Après la décision de recevabilité de la demande par la commission de surendettement

Une fois la procédure initiée, la publicité de la situation du surendettement fait l'objet d'une inscription au Fichier national des incidents de remboursement des crédits aux particuliers (FICP) et dans certaines hypothèses au Bulletin officiel des annonces civiles et commerciales (BODACC).
- L'inscription au FICP. - La commission de surendettement des particuliers procède à une inscription au FICP . Toutefois, l'accès à ce fichier est réservé aux seuls établissements de crédit.
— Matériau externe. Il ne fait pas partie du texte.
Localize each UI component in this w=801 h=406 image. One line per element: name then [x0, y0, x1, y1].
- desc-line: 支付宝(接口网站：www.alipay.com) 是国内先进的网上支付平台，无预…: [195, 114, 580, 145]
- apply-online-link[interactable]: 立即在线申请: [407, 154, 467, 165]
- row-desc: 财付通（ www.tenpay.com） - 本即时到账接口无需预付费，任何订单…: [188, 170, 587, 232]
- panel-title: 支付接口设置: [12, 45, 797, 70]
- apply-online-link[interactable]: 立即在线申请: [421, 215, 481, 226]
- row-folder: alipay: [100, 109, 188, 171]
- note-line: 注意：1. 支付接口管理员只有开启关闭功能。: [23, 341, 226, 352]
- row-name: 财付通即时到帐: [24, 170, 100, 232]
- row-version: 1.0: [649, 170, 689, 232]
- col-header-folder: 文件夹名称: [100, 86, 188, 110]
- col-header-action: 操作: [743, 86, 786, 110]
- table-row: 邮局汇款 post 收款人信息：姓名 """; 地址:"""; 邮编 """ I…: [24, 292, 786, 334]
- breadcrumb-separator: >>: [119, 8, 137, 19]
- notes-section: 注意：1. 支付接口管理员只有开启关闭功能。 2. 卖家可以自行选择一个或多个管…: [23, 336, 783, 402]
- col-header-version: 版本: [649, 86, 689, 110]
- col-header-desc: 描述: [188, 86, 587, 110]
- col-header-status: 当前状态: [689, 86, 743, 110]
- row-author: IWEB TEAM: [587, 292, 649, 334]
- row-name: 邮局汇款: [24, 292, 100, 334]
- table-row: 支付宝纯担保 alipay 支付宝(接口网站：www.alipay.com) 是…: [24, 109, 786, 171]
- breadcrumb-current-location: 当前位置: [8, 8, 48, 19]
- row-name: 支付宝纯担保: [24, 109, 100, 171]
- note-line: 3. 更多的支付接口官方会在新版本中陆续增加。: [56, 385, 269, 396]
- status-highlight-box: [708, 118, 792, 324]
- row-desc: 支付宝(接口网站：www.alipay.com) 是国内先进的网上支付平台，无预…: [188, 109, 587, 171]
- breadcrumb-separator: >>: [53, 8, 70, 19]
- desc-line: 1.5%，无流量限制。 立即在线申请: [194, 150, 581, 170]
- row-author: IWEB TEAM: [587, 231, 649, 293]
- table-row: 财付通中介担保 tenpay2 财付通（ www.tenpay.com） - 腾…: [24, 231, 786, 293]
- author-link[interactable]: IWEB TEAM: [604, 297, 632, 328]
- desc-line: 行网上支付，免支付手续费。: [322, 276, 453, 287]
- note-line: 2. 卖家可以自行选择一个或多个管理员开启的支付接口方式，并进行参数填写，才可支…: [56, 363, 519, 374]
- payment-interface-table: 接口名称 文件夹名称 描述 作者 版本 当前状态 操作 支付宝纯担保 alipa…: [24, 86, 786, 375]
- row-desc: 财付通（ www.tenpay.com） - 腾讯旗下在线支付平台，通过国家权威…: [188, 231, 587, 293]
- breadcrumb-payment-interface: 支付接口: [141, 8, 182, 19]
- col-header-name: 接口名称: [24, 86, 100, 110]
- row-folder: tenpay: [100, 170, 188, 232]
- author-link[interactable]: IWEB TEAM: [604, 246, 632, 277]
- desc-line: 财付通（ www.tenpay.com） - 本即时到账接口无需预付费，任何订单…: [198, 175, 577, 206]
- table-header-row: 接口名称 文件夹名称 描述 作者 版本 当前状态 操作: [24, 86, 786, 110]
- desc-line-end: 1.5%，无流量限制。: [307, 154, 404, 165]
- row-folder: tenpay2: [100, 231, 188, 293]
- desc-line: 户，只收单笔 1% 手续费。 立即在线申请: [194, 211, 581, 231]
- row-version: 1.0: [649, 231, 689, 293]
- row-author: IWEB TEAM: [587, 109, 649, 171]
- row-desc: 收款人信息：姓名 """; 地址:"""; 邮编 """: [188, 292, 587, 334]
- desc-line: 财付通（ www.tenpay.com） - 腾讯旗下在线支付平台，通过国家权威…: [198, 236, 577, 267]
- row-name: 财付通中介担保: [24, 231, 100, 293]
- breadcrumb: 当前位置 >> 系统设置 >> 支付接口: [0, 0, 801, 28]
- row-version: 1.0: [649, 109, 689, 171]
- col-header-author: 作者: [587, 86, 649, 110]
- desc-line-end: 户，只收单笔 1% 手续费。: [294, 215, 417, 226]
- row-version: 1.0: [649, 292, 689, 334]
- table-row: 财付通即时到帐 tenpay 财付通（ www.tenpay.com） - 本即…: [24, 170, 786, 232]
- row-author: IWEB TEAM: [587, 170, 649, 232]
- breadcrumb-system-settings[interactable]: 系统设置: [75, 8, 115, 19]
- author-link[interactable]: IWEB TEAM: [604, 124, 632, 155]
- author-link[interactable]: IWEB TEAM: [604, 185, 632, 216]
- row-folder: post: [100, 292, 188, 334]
L'article 2 de l'arrêté du 26 octobre 2010 précise que les informations figurant dans le FICP sont réservées à l'usage exclusif des établissements et organismes mentionnés à l'article 1er, qui ne peuvent consulter ce fichier à d'autres fins que celles liées à l'octroi d'un crédit.

Pratique

Le notaire en charge de la vente d'un bien immobilier, de la constatation d'un prêt ou d'une donation n'aura pas accès à ce fichier malgré le risque de nullité que fait peser l'article L. 761-2 du Code de la consommation.

- Inscription au BODACC . - L'autre mesure de publicité prévue par la législation sur le surendettement est la publication au Bulletin officiel des annonces civiles et commerciales.
Toutefois, cette publication n'existe que dans les hypothèses de rétablissement personnel.
Il peut s'agir d'un rétablissement personnel sans liquidation au cas où les mesures de redressement ne permettent pas de rétablir la situation d'endettement du débiteur. La publication de l'avis de la commission est alors prévue par l'article R. 741-3 du Code de la consommation.
Il peut s'agir d'un rétablissement personnel avec liquidation judiciaire si le patrimoine du débiteur est composé de biens dont la vente peut couvrir le remboursement d'au moins une partie des dettes. La publication de l'avis est alors prévue par l'article R. 742-9 du même code.
Plus délicate est celle du plan conventionnel visé à l'article L. 732-1 du Code de la consommation. Certes, durant toute la durée d'exécution de ce plan, qui, dans l'hypothèse d'un prêt ayant servi à financer l'habitation principale, peut avoir une durée bien supérieure à sept années , le débiteur conserve sa capacité. Il n'est ni assisté, ni représenté, ni dessaisi de l'administration de ses biens et seuls les actes et paiements effectués en violation de ses obligations peuvent être annulés par le juge d'instance à la demande de la commission, présentée pendant le délai d'un an à compter de l'acte ou du paiement de la créance , mais aucune publication au BODACC n'est prévue par cette législation protectrice.
Comme l'indique un auteur : « S'il a connaissance du dépôt d'un dossier auprès de la commission de surendettement, le notaire chargé de recevoir un acte de disposition ou de prêt doit rester vigilant. Il est recommandé de solliciter, selon la phase de la procédure, les autorisations prescrites par les textes. Si le débiteur est condamné pour aggravation frauduleuse de son insolvabilité, le notaire pourrait être considéré comme complice ».